Ellen was quite competent in her role, a much better fit than her first time at bat. At times, she even channeled her finest hour as host of the post 9/11 Emmys, though that was a time when the audience needed to be treated with kid gloves. Thirteen years later, not so much. Some of the time, her antics seemed ill-conceived or randomly coy, something that works on daytime TV, but not in this arena. She scored some, flubbed others, but in all won the Kodak Theater crowd over and that's a tough room. At the end of the day, eh, telecast (same length) Ellen more than earned another stint. Who do you think they're going to ask back, James Franco and Alec Baldwin?

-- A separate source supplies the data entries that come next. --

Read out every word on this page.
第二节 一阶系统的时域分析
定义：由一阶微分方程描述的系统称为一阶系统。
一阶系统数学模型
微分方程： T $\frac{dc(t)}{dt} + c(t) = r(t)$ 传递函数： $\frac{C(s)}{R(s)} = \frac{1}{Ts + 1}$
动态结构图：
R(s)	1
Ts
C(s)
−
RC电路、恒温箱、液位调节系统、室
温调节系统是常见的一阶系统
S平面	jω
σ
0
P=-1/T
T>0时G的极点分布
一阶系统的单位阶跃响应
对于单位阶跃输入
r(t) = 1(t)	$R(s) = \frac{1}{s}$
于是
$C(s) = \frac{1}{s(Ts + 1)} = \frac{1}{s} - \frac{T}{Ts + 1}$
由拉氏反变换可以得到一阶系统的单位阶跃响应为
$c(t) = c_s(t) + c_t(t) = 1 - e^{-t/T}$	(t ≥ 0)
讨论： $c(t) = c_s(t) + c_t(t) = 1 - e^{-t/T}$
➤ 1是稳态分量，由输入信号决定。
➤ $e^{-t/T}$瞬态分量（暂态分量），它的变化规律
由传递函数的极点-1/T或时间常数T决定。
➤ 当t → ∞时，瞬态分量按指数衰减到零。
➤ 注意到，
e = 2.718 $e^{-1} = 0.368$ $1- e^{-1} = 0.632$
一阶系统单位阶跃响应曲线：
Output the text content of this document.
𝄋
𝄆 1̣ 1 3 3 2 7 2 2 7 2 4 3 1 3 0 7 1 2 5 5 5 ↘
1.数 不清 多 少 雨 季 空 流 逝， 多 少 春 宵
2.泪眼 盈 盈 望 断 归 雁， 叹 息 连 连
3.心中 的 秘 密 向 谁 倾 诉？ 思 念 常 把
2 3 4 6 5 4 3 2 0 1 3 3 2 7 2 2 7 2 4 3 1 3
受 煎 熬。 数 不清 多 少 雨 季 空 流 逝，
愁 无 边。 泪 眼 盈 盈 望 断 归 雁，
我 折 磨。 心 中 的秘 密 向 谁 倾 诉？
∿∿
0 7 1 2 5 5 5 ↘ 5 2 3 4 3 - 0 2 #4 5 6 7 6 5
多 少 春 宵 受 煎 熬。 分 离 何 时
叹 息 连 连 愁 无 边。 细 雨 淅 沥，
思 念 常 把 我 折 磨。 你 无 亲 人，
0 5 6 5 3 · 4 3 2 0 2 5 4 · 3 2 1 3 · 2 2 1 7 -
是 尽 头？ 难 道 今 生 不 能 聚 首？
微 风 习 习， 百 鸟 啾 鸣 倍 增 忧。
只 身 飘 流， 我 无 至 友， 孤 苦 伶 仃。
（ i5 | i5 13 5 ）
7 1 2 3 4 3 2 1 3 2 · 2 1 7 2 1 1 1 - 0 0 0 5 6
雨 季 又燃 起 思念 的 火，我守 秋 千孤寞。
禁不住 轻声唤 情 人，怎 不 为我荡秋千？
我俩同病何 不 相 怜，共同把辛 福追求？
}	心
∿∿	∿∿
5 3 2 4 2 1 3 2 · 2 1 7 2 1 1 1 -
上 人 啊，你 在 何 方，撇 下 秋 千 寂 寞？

While I hate the cold opening as much as I did last year, at least there was a lack of unnecessary filler and the musical numbers came off surprisingly well. Pharrell Williams, U2 and Idina Menzel all delivered the goods, even with the orchestra inexplicably situated in another building yet again. Karen O's song from HER would have had better luck at a coffeehouse from INSIDE LLEWYN DAVIS. The odd choice of Pink singing OVER THE RAINBOW was redeemed by her performance, though Liza with a Z didn't seem to agree.And Bette Midler singing my least favorite Bette Midler song can still knock it into the rafters, though she loses a point for flapping her bubby wing to the chorus. Yikes. But really, how can I damn those Tweeters and Facebook posters who scrutinized every flaw, faux pas and fashion disaster of all the presenters when I'm doing the same thing myself? Easily, I guess. I'm just as big of a snarky bitch as anyone. Then again, you'll never see Kim Novak in public again. As much as we decry bullying, here we sit, firing rounds at any target we choose from a safe distance like the Beltway sniper. Shame on us. Yes, me too.
So the Academy Awards are over. No decent film will released until next September. Come March of next year, I'll spend another 3 1/2 hours sitting through another exercise in bland ambition, prizes galore and parting gifts for one and all. And then I'll roll my eyes and wonder, "Isn't it time for THE WALKING DEAD?"
*Apparently the exception being Ellen's female impersonation jab at Liza, her only "edgy" joke is causing apoplexy to the LCBTLSMFT community. The death of comedy is imminent.